Longtemps associé à la divination, le tarot a trouvé une seconde vie comme outil d’introspection et de développement personnel. Cette réhabilitation doit beaucoup à la psychologie jungienne, qui a offert une grille de lecture rationnelle aux images archétypales des 78 cartes. Loin de prétendre prédire l’avenir, le tarot fonctionne alors comme un miroir : il ne dévoile rien qui ne soit déjà présent, mais aide à formuler ce qui restait flou, enfoui ou inconscient. Cet article explore les fondements théoriques de cette approche psychologique du tarot, carte par carte et famille par famille, avant d’examiner ses usages contemporains en développement personnel et en accompagnement thérapeutique, ainsi que les limites méthodologiques qu’il convient de garder à l’esprit.

Les fondements archétypaux du tarot selon la psychologie jungienne

La lecture psychologique du tarot ne date pas d’hier. C’est notamment à Alejandro Jodorowsky que l’on doit une relecture marquante des arcanes à la lumière de l’inconscient : convaincu, comme Freud avant lui, du pouvoir structurant de l’inconscient, il considère que les réponses que chacun recherche y sont dissimulées, et que les cartes, riches en symboles, constituent un support privilégié pour les faire émerger. Cette approche s’articule naturellement avec les concepts développés par Carl Gustav Jung.

Carl gustav jung et la théorie des archétypes universels

Jung a mis en évidence l’existence d’archétypes : des structures psychiques universelles, présentes chez tous les êtres humains indépendamment de leur culture ou de leur époque. Ces figures symboliques – le sage, le héros, l’ombre, la mère – traversent les mythes, les rêves et les récits de toutes les civilisations. Le tarot, avec ses 22 arcanes majeurs représentant des figures et des situations archétypales (Le Bateleur, L’Impératrice, La Mort, Le Pendu), peut être lu comme un catalogue visuel de ces structures universelles de la psyché.

L’inconscient collectif comme matrice symbolique des arcanes

Pour Jung, ces archétypes ne sont pas des inventions individuelles mais puisent dans un inconscient collectif, une couche de la psyché partagée par l’humanité entière.

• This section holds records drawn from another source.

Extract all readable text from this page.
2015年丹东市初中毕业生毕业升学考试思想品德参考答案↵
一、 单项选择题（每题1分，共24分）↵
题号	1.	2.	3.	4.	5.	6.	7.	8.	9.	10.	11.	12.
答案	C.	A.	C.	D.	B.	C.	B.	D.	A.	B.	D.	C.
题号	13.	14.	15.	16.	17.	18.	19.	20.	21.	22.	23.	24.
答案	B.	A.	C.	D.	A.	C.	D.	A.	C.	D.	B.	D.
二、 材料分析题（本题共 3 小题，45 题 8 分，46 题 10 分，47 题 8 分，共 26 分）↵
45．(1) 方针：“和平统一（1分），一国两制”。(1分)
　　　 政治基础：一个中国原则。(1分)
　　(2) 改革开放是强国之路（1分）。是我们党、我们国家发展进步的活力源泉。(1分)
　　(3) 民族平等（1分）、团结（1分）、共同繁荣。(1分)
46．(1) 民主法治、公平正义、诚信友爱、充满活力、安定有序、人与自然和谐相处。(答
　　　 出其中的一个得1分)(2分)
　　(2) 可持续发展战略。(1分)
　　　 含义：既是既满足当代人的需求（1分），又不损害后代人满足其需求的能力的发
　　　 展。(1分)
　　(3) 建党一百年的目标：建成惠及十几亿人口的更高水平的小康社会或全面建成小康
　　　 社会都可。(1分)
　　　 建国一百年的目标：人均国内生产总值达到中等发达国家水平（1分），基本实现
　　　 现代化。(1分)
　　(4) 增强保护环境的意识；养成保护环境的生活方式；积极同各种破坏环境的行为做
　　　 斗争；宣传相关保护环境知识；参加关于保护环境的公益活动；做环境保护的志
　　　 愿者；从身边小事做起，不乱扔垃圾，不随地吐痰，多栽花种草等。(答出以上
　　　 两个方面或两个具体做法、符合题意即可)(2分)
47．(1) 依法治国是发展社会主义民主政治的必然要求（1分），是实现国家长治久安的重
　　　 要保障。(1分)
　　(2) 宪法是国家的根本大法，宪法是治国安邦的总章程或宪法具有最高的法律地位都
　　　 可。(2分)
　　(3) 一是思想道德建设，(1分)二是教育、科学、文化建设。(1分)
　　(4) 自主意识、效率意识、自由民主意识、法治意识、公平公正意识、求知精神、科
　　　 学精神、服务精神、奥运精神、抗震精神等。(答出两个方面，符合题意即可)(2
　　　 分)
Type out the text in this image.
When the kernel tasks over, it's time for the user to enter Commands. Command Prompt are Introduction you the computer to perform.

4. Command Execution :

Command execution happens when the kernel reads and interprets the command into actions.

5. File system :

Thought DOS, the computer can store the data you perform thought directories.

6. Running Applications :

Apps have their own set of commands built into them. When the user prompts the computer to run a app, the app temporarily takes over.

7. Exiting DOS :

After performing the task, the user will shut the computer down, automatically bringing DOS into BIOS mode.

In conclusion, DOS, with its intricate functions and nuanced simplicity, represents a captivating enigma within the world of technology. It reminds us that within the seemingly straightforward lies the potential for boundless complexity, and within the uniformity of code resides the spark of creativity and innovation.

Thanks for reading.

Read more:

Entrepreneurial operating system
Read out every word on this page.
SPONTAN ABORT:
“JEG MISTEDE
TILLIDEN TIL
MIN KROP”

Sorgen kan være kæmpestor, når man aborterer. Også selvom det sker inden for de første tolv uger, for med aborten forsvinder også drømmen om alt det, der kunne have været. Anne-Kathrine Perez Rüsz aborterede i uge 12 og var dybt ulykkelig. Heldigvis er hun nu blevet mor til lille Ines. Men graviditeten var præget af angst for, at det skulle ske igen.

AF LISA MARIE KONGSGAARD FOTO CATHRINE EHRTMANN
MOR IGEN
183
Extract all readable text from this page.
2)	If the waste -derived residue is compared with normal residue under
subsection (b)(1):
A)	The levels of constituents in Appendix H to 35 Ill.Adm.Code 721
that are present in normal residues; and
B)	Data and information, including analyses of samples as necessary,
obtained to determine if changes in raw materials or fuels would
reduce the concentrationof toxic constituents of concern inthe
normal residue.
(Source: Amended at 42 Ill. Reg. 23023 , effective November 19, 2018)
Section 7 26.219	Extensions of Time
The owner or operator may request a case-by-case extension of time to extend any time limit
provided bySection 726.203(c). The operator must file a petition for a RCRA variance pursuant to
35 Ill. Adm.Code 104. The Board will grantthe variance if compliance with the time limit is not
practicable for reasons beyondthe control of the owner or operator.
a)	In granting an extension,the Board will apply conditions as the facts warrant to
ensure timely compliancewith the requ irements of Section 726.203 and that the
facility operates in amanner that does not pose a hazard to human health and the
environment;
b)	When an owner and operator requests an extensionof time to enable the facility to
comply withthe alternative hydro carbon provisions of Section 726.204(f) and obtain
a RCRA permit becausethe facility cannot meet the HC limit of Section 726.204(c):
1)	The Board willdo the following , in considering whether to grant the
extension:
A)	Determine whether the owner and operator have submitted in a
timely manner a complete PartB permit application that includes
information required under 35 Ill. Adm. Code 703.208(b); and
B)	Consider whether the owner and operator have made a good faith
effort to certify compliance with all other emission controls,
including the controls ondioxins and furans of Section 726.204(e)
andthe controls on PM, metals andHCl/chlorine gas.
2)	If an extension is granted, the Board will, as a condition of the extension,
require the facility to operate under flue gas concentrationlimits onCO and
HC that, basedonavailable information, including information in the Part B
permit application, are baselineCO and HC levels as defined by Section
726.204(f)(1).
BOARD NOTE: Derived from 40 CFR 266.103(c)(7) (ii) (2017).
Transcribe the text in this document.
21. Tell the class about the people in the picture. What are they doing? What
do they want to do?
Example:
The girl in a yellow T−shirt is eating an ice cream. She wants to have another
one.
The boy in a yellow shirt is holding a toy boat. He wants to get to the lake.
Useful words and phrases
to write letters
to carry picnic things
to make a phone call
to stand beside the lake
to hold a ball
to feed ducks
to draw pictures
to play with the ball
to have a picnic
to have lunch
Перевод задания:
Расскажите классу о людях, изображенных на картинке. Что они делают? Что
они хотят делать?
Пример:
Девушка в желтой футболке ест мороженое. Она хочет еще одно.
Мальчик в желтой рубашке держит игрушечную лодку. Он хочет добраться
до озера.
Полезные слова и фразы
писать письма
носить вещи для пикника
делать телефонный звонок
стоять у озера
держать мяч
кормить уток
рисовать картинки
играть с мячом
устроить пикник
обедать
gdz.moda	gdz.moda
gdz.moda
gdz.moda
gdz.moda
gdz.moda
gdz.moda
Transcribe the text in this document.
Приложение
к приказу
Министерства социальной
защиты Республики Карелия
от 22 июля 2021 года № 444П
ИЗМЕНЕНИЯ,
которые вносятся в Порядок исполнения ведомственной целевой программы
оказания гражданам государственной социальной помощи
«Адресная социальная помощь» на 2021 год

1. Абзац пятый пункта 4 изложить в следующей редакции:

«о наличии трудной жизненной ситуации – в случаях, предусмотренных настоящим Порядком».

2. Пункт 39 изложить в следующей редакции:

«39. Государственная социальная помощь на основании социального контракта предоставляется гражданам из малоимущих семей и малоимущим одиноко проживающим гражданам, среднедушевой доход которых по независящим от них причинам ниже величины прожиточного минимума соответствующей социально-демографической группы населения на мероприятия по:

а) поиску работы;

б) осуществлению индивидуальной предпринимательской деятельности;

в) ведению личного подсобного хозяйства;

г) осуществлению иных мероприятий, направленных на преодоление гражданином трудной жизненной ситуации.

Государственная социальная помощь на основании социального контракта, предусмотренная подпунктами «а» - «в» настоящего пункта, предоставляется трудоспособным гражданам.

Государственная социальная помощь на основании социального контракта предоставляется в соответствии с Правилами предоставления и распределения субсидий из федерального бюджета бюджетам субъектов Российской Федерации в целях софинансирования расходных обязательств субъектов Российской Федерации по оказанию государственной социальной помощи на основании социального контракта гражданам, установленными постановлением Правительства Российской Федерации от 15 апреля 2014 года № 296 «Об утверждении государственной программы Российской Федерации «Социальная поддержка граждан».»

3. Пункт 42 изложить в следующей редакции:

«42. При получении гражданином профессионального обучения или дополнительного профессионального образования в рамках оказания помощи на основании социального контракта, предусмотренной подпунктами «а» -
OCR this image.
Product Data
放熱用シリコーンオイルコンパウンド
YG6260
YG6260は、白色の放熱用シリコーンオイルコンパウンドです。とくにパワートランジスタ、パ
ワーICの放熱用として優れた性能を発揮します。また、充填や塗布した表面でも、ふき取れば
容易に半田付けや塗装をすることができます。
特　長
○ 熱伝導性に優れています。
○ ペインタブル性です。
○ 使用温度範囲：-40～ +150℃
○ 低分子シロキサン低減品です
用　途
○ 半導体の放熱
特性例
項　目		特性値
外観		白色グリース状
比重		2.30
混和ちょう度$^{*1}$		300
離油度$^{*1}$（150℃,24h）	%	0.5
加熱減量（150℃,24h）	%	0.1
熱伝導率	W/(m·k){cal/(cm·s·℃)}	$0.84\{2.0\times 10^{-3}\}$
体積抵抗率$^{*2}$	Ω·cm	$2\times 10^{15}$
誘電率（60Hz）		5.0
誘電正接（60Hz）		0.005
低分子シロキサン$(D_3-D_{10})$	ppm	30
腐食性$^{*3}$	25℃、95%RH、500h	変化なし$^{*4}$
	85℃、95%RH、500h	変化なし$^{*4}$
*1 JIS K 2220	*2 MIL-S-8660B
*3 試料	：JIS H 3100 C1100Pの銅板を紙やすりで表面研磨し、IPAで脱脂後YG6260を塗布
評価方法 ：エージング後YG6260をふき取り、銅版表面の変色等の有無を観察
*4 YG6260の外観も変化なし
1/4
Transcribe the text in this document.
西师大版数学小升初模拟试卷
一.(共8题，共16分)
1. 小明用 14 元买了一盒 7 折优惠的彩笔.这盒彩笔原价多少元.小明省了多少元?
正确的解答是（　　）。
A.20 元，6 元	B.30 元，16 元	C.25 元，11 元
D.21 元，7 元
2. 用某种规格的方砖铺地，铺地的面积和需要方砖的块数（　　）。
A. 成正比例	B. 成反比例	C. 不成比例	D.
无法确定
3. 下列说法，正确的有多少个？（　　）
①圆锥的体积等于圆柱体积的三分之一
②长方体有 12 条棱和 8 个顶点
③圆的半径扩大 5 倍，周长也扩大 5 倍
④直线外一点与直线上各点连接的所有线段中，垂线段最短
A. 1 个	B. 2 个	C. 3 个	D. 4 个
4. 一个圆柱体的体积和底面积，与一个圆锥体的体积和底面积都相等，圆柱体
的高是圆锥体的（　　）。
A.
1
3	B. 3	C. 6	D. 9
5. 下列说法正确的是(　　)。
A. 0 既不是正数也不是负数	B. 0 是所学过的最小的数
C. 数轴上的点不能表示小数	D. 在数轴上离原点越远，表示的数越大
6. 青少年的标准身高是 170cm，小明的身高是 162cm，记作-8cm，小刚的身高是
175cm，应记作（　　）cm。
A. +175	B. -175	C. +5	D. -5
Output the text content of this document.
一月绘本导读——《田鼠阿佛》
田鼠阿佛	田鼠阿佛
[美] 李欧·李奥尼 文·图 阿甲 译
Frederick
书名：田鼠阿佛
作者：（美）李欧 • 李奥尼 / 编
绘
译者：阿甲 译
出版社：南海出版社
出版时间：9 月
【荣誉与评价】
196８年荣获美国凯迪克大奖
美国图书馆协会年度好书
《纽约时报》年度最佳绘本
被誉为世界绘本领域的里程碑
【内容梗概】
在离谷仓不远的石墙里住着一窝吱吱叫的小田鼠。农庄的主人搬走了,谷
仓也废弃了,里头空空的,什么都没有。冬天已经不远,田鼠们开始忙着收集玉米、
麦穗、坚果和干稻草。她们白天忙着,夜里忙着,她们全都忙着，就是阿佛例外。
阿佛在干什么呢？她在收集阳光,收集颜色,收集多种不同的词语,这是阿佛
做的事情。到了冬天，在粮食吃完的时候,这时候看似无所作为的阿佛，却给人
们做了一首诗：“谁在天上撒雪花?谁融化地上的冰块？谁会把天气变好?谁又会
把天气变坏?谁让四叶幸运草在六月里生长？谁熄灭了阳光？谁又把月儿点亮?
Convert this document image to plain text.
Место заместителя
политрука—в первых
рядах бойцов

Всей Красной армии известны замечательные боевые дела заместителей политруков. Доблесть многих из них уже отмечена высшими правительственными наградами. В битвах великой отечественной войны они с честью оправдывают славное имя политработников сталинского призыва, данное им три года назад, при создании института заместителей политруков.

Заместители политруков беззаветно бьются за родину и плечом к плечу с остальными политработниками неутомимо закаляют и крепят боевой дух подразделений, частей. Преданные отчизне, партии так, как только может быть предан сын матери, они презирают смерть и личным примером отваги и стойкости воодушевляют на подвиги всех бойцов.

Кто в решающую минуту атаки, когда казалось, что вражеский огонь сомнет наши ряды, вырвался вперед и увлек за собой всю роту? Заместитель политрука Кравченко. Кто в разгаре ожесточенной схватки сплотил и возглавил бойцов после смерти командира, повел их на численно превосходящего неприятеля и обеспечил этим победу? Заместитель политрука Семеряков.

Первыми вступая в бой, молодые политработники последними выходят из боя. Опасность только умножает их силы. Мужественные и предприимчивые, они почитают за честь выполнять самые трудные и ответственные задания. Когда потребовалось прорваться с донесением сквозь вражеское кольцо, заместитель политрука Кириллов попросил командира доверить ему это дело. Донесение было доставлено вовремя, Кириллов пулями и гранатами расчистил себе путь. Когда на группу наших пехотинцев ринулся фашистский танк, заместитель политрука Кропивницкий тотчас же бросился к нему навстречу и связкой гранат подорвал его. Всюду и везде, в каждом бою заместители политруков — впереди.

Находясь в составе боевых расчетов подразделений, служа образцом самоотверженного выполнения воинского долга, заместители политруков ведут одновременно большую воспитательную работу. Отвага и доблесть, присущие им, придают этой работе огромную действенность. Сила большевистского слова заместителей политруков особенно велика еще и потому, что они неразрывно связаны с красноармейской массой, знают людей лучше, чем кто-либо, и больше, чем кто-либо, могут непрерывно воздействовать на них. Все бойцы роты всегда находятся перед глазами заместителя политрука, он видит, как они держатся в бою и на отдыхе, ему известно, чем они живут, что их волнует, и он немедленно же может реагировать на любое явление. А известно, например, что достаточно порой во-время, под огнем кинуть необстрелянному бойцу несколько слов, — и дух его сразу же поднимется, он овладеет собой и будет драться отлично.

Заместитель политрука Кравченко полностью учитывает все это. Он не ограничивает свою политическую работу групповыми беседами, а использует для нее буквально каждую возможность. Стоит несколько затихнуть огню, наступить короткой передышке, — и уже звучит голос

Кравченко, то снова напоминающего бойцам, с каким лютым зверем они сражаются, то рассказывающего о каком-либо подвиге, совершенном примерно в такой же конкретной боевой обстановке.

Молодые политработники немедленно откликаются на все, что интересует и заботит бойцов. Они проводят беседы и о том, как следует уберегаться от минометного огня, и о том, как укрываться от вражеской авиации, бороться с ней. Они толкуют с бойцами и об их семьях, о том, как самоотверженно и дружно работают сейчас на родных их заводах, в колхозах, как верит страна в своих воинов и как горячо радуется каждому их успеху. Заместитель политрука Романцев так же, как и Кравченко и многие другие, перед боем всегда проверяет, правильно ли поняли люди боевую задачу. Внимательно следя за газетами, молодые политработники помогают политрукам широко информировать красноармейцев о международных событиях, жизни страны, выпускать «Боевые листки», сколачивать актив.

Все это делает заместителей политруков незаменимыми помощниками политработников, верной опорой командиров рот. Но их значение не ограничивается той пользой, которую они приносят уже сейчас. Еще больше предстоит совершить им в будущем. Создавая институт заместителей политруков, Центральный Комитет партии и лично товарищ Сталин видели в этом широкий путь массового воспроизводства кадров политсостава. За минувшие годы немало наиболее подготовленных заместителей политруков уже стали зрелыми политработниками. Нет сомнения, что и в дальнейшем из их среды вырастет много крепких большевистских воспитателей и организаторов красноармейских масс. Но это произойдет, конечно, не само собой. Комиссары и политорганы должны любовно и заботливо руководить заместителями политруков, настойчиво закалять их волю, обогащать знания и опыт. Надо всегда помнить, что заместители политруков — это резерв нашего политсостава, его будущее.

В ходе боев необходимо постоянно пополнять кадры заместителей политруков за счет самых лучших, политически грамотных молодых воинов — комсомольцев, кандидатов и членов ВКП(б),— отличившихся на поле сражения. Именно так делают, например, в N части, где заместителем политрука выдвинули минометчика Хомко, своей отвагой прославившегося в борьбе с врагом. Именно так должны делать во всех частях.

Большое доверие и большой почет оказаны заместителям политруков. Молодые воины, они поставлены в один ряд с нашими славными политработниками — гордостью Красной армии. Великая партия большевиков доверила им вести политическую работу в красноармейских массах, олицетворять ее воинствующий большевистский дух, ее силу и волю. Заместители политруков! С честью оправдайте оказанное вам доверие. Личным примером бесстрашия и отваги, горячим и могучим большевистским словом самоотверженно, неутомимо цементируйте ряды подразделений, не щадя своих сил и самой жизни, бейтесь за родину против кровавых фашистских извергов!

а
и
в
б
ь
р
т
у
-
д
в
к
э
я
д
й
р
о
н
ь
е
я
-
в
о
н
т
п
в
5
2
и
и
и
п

C’est ce qui expliquerait la résonance particulière des images du tarot : face à des cartes comme Le Bateleur, La Maison-Dieu ou L’Étoile, l’esprit active des associations personnelles, des souvenirs, des intuitions parfois enfouies. Le tirage devient alors un support pour mettre des mots sur ce qu’on pressentait déjà, sans se l’avouer clairement. Chaque carte fonctionne comme une fenêtre ouverte sur une dimension de l’expérience humaine, une sorte de miroir de l’âme qui offre une cartographie symbolique de notre expérience intérieure.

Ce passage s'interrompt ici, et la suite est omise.